American Kingpin by Nick Bilton
[Y]ou shall serve your life in prison
. With those words, the judge handed down a sentence that few had expected. A lengthy prison term? Sure. But life? That was not expected. But it was real, and thirty-year-old Ross Ulbricht - a.k.a Dread Pirate Roberts - would spend the remaining sixty or so years of his life in prison, seeing the people outside go on with their lives while he simply aged.
ISBN: 9781591848141
Virgin Digital, 2017
English
A story about drugs, technology and hubris, that mirrors Silicon Valley and ends in just the tragedy you would expect. (5/5)
He would do so because he had run an on-line black market for illegal drugs, called the Silk Road. It had operated as a "hidden service" on the TOR network, an extension to the "normal" Internet that allowed one to set up websites whose location can't be traced to an Internet address, and thus, not to a specific hosting company or customer of that company. But doing so requires that you don't leak the Internet address by other means, and this was one of the things that led to the downfall of the Silk Road's creator.

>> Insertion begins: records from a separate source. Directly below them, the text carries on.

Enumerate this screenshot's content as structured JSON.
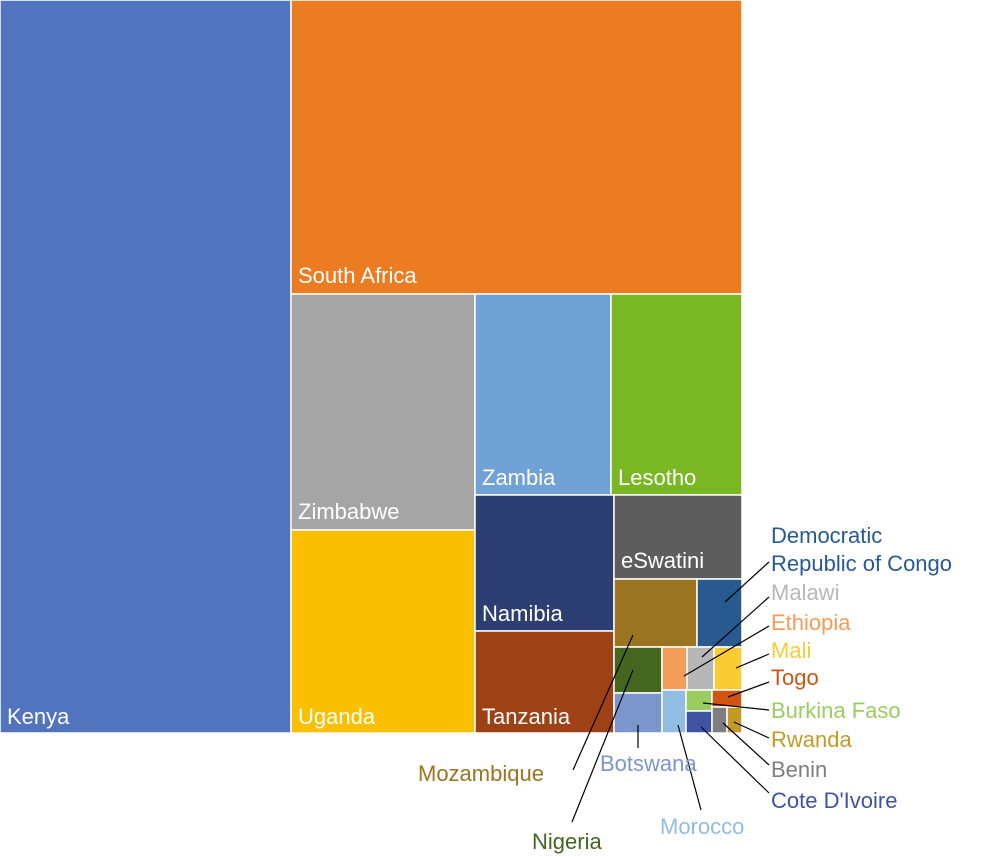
{
  "chart_data": {
    "type": "treemap",
    "title": "",
    "items": [
      {
        "label": "Kenya",
        "value": 212,
        "color": "#5273BD"
      },
      {
        "label": "South Africa",
        "value": 133,
        "color": "#EC7C22"
      },
      {
        "label": "Zimbabwe",
        "value": 43,
        "color": "#A5A5A5"
      },
      {
        "label": "Uganda",
        "value": 37.5,
        "color": "#FAC000"
      },
      {
        "label": "Zambia",
        "value": 22.4,
        "color": "#70A2D6"
      },
      {
        "label": "Lesotho",
        "value": 21.3,
        "color": "#79B723"
      },
      {
        "label": "Namibia",
        "value": 14.9,
        "color": "#2D3F72"
      },
      {
        "label": "Tanzania",
        "value": 14.4,
        "color": "#9E4215"
      },
      {
        "label": "eSwatini",
        "value": 7.8,
        "color": "#5D5D5D"
      },
      {
        "label": "Mozambique",
        "value": 4.6,
        "color": "#9A7420"
      },
      {
        "label": "Democratic Republic of Congo",
        "value": 2.4,
        "color": "#285A90"
      },
      {
        "label": "Nigeria",
        "value": 1.6,
        "color": "#44661E"
      },
      {
        "label": "Botswana",
        "value": 1.4,
        "color": "#7B96CC"
      },
      {
        "label": "Ethiopia",
        "value": 0.8,
        "color": "#F39D59"
      },
      {
        "label": "Malawi",
        "value": 0.8,
        "color": "#B7B7B7"
      },
      {
        "label": "Mali",
        "value": 0.8,
        "color": "#FACB32"
      },
      {
        "label": "Morocco",
        "value": 0.7,
        "color": "#92BDE2"
      },
      {
        "label": "Burkina Faso",
        "value": 0.4,
        "color": "#9ACD60"
      },
      {
        "label": "Togo",
        "value": 0.3,
        "color": "#D05512"
      },
      {
        "label": "Cote D'Ivoire",
        "value": 0.4,
        "color": "#3E54A3"
      },
      {
        "label": "Benin",
        "value": 0.2,
        "color": "#7E7E7E"
      },
      {
        "label": "Rwanda",
        "value": 0.2,
        "color": "#C49A26"
      }
    ]
  }
}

As I followed in Ross Ulbricht's steps as he built his on-line drug empire, ordered people murdered, and held speeches about transforming the world, I couldn't help but think just how very Silicon Valley this all was in its hubris; and how very much like the Pirate Bay trial it was in its premeditation and misunderstanding of the law.
Leader who compares himself to Steve Jobs? Check. Out to "disrupt" and "transform the world"? Check. Describes their business as a "cause" or "mission"? Check. Excuses the suffering they cause with the greater good? Check.
I have been lucky to work with CEOs who would make lousy cult leaders, and whose only desire has been to grow market share and profits. They want your skills and your work - but not your soul. When Ulbricht compares working on the Silk Road to building a cathedral to the glory of God, it's easy to suspect that the God of the Silk Road cathedral is none other than Ulbricht himself. This attitude is, sadly, common in the Valley. Since it appears that everyone is making boatloads of money and are changing the world, who can blame someone for not wanting to be the same as their peers? Just convince yourself that laws, instead of providing a framework for millions of people to get along, is just something holding you back. Then shoot up some Ayn Rand to provide the moral framework for doing as you please because you can.
And Steve Jobs. Of course, Steve Jobs. Everyone seems to want to be Steve Jobs; or, at least, seems to think that appeal to Jobs justifies any action.
Utilitarian and libertarian? There aren't check marks big enough.
Humans have an innate sense of justice and fairness. We also have an incredible ability to rationalize our decisions. Obviously, these two qualities don't work well together. In particular, by assigning a large enough utility to a potentially perfect future, any act, no matter how depraved, is justified.
Thinks they have a "smart defense" that makes them untouchable? Check.
Just as the people behind The Pirate Bay had their defense figured out before the trial, so did Ulbricht. And just as the defense the pirates of the bay had thought up, the same amateur concoction of rickety legal arguments and sophistry collapsed to the detriment of the defendant. The pirates thought they could get around the law by hand-waving about BitTorrent and hashes; Ulbricht thought that by hiding behind an alias he could disown the whole criminal enterprise if the law ever caught up with him. Both were wrong.
What about the book then? It's good. You should read it.